Нагретая солнцем тесовая крыша терпко пахла смолой. Саша растянулся на ней, горестно уставившись в небо. Это же надо, чтобы так не повезло! А всё Петька Гороховец со своим футболом. Не хотел тогда Саша играть, ведь только-только гипс сняли. Но Петька пристал как репей: «Сашка, проигрываем! Становись на правый край, иначе раздолбают!»

И вот — стал. Первым же мячом Петька так заехал Саше по больной руке, что в глазах у него поплыли тёмно-зелёные круги, а к вечеру, к приходу родителей, рука распухла…

В тот же день на семейном совете и было решено отослать его в деревню, к тётке. «Если до отъезда он не успеет свернуть себе ещё и шею», — добавила мама. А папа, увидев поскучневшее Сашино лицо, на все лады принялся расхваливать свежий деревенский воздух и парное молоко, совершенно необходимое сейчас его ослабленному травмами организму.

Сашу нисколько не интересовали свежий воздух, а тем более — парное молоко. Ехать ради воздуха и молока в деревню, где ты никого не знаешь и никто не знает тебя?
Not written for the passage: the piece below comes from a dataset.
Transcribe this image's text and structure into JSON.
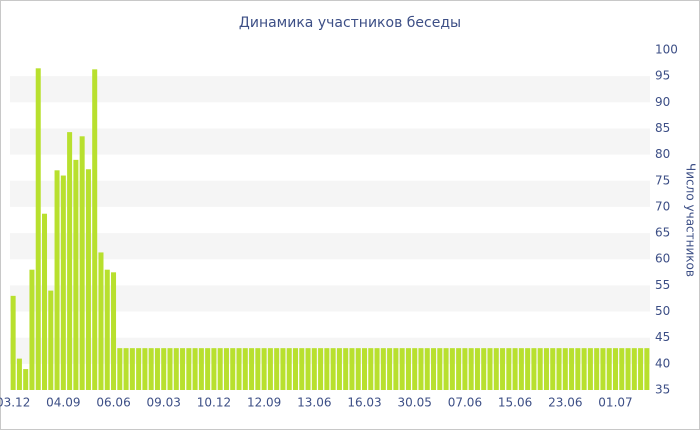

Нет уж, спасибочки!

Чего только Саша ни делал, чтобы заставить родителей передумать, отменить своё решение. Мама уж было пожалела его, махнула бессильно рукой, зато папа оказался непробиваемым.

— Совсем не знаешь ты наших с матерью родных мест, Александр! — строго сказал он. — Зимой — школа, летом — Крым. А между прочим, по красоте наши места лучше южных будут! Да и тётя Глаша тебя ждёт не дождётся. Довольно спорить, собирайся!

Так вот и сплавили его в деревню.

Высоко по синему простору неба медленно ползли белые облака. Одно из них напоминало витязя в островерхом шлеме, другое — медвежонка с растопыренными лапами. И почему это в городе нет такого огромного неба? Крыши домов его, что ли, закрывают?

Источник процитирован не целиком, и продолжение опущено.